Rich Cummins, CBC president, said enrollment should reach about 7,000 students.
With internal curriculum initiatives and capital projects, he’s expecting a “busy, action-packed” 2016-17 academic year.
There’s nothing like the first day back. The energy is way up. It’s so much different than even four weeks later.
Jeremy Burnham, CBC student leader
The capital projects include a new residence hall near 20th Avenue and Argent Road in Pasco, plus a second health science center and a new social sciences and world languages center.
Ground was broken on the $7 million first phase of a new student residence hall — a first for CBC — earlier this month. It’s set to open next fall.
The new Wortman Medical Science Center in Richland is under construction and also will open next fall.
And the news Social Sciences and World Languages Center on CBC’s Pasco campus is set to open in time for winter quarter.
For Cummins, fall is a special time.
“There’s something about when the morning gets cool and crisp. It’s a signal that it’s time to get back to school and learn new things. I’m pretty excited about it,” he said.
Burnham is, too.
The 32-year-old Kennewick man is starting his second year at CBC.

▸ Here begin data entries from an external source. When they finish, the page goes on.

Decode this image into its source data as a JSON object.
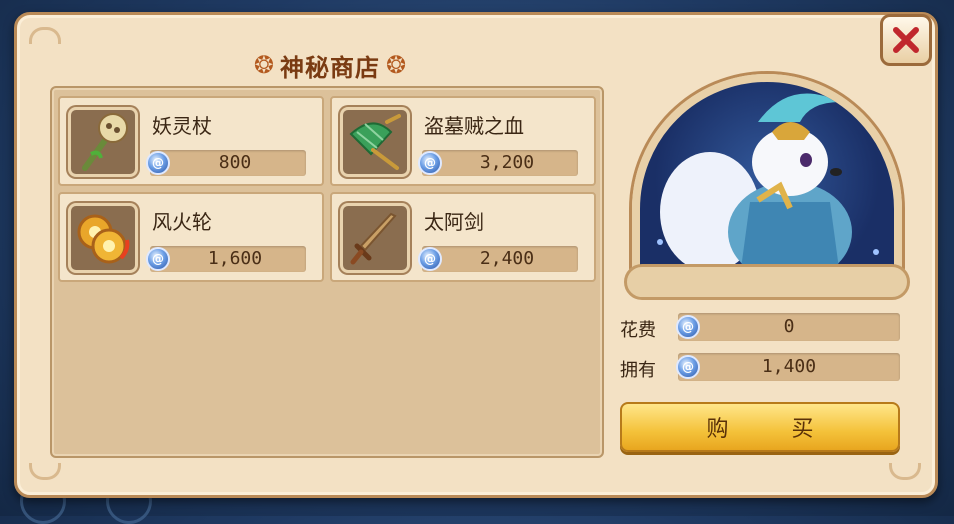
{
  "shop": {
    "title": "神秘商店",
    "items": [
      {
        "name": "妖灵杖",
        "price": "800",
        "icon": "staff-icon"
      },
      {
        "name": "盗墓贼之血",
        "price": "3,200",
        "icon": "umbrella-icon"
      },
      {
        "name": "风火轮",
        "price": "1,600",
        "icon": "fire-wheel-icon"
      },
      {
        "name": "太阿剑",
        "price": "2,400",
        "icon": "sword-icon"
      }
    ]
  },
  "summary": {
    "cost_label": "花费",
    "cost_value": "0",
    "owned_label": "拥有",
    "owned_value": "1,400"
  },
  "buy_button": "购 买",
  "currency_icon": "spirit-coin-icon",
  "colors": {
    "panel": "#f3e1c4",
    "title": "#7a3b12",
    "close_x": "#c0272d",
    "buy_button": "#f4c23a",
    "coin": "#4f7fd1"
  }
}
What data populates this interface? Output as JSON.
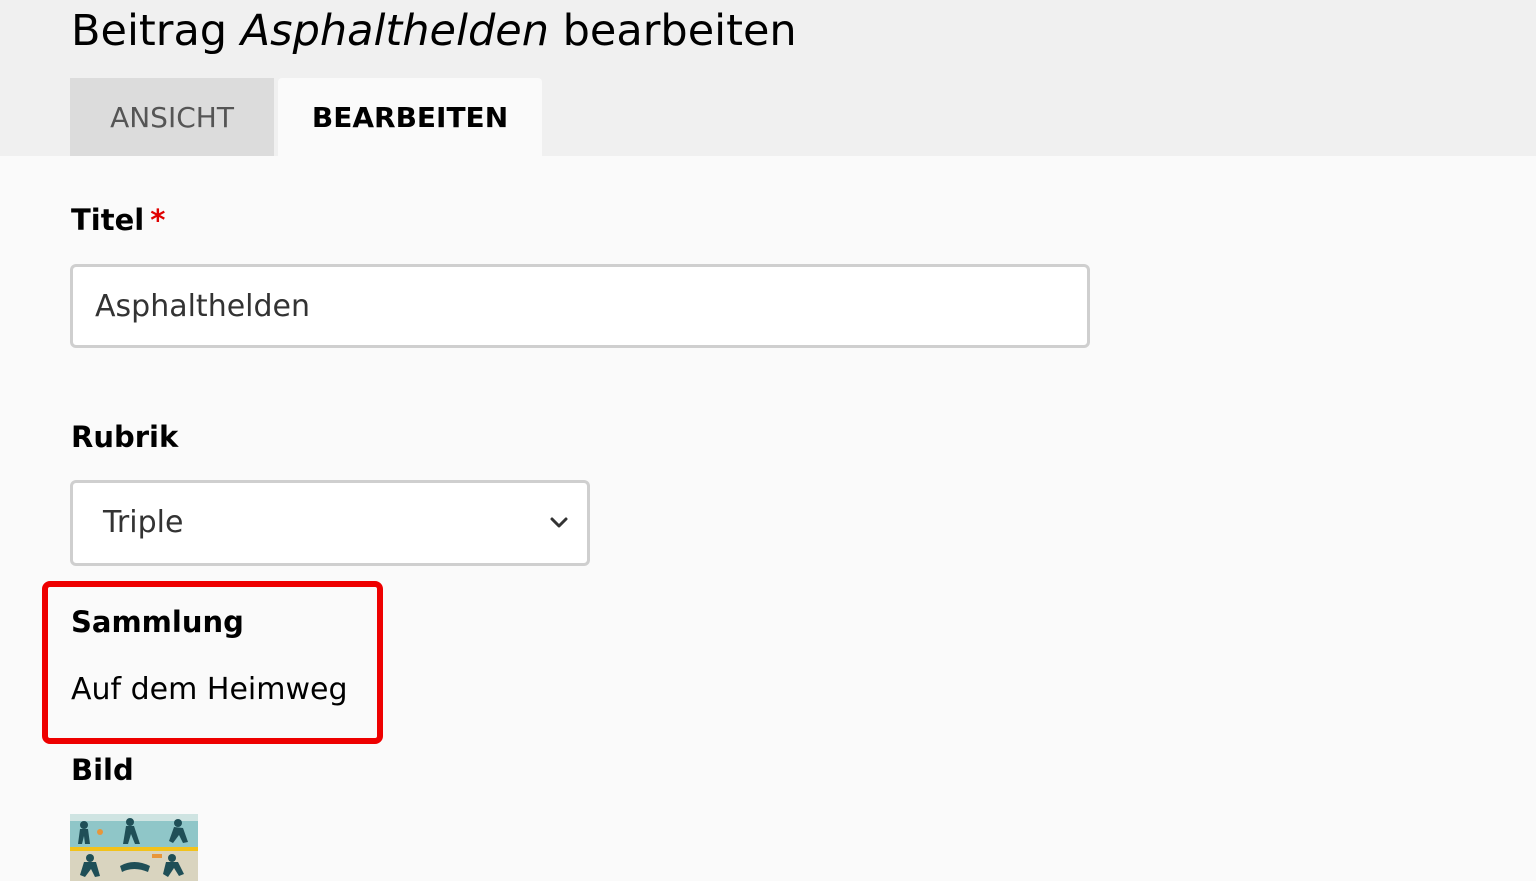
{
  "header": {
    "title_prefix": "Beitrag ",
    "title_item": "Asphalthelden",
    "title_suffix": " bearbeiten",
    "tabs": [
      {
        "label": "ANSICHT",
        "active": false
      },
      {
        "label": "BEARBEITEN",
        "active": true
      }
    ]
  },
  "form": {
    "title_field": {
      "label": "Titel",
      "required_mark": "*",
      "value": "Asphalthelden"
    },
    "category_field": {
      "label": "Rubrik",
      "selected": "Triple"
    },
    "collection_field": {
      "label": "Sammlung",
      "value": "Auf dem Heimweg"
    },
    "image_field": {
      "label": "Bild"
    }
  },
  "colors": {
    "highlight": "#ee0000",
    "required": "#e00000"
  }
}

He earned his GED last year, and immediately set his sights on the Pasco college.
He took the GED exams at CBC, and “the energy of the place made me want to go to school here and experience education here. It was something I wanted to be part of,” he said.
Now he is.
Burnham, who’s taking a full load of classes and acting as a service and activities officer, plans to finish his associate’s degree this school year and then head to Eastern Washington University to study journalism.
For him, attending college is realization of a goal.
“I’m extremely excited about the new school year,” he said.